1. « Le commerce de dauphins vivants continue d’attirer l’attention des ONG, du grand public et d’un certain nombre de Parties à la CITES et de générer des commentaires très négatifs. Le Secrétariat CITES reçoit actuellement de nombreuses demandes le priant d’intervenir pour qu’il soit mis un terme à ce commerce » –– Secrétaire Général de la CITES

Nous ne sommes pas informés de toutes les requêtes envoyées au Secrétariat, mais les requêtes dont nous avons connaissance ont demandé au Secrétariat de jouer son rôle en application du paragraphe 2 (h) de l’Article XII qui déclare que le rôle du Secrétariat est de « faire des recommandations pour la poursuite des objectifs et la mise en application des dispositions de la présente Convention, y compris les échanges d'informations de nature scientifique ou technique ». Il a été demandé au Secrétariat de donner des informations et d’assister le pays d’exportation pour que celui-ci n’autorise pas un commerce qui ne respecte pas le traité de la CITES. Il n’a pas été demandé au Secrétariat de « mettre un terme à ce commerce » de façon générale. Le Secrétaire Général a confondu (assimilé) un cas de commerce spécifique avec tous les cas de commerce similaire. Un cas d’un certain type de commerce (tel que le commerce des cétacés vivants) peut venir violer les obligations de la CITES sans que tous les cas de ce type de commerce violent la CITES. Nous sommes en accord avec l’opinion du CSG de l’UICN disant que les exportations de T. aduncus en provenance des Iles Salomon ne sont pas conformes à l’Article IV de la CITES puisque aucun avis de commerce non préjudiciable crédible ne peut être ou n’a été émis. C’est là la seule question en cause (et pas la validité des exportations de cétacés vivants ou même de Tursiops ailleurs dans le monde).

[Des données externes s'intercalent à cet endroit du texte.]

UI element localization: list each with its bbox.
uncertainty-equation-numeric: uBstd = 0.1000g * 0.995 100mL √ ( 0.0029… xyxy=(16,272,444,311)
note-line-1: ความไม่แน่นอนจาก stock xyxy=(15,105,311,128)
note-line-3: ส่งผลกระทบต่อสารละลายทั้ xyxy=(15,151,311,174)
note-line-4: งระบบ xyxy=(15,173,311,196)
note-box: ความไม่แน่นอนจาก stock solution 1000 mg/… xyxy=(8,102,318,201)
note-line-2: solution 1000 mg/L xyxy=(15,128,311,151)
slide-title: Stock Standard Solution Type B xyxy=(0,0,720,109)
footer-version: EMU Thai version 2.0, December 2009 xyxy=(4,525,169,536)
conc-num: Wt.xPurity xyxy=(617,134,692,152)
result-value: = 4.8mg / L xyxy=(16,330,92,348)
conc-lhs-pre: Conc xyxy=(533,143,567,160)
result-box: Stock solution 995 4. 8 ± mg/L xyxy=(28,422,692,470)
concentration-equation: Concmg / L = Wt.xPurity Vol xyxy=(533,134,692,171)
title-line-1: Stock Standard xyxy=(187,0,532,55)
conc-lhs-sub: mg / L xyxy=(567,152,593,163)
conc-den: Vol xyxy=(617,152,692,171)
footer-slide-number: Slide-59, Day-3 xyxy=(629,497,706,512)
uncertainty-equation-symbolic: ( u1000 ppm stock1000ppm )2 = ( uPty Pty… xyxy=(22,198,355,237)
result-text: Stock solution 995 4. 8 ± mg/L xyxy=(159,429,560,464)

2. « J’ai déjà fait deux déclarations à ce sujet – le 30 juillet 2003 et le 5 mars 2004. On peut les consulter dans les archives de la CITES conservées sur son site web » --Secrétaire Général de la CITES

Dans sa déclaration du 30 juillet 2003 (http://www.cites.org/fra/news/press/2003/030730_dolphin.shtml), le Secrétaire Général de la CITES a affirmé qu’il estimait « que tant que le Mexique n'aurait pas reçu d'informations [scientifiques et autres] des Iles Salomon sur les points évoqués ci-dessus [par le Secrétariat], l'importation ne devrait pas être autorisée ». Il a également affirmé que « s'il reçoit des éléments indiquant que les conditions requises par la CITES ne sont pas remplies, [le Secrétariat] n'hésitera pas à recommander le rejet des permis d'exportation délivrés par les Iles Salomon. » Le Secrétariat a reçu une lettre datée du 13 juin 2007 du CSG de l’UICN indiquant qu’il n’y avait toujours pas d’informations scientifiques sur les populations de dauphins dans les eaux des Iles Salomon (UICN CSG 2007 a). Malgré la présentation de ces preuves montrant que les critères posés par la CITES n’avaient pas encore été remplis (dans la présente instance, le fait qu’il n’y a aucune base scientifique permettant de délivrer un avis de commerce non-préjudiciable), le Secrétariat n’a pas recommandé le rejet des permis d’exportation issus par les Iles Salomon. Cela constitue une incohérence.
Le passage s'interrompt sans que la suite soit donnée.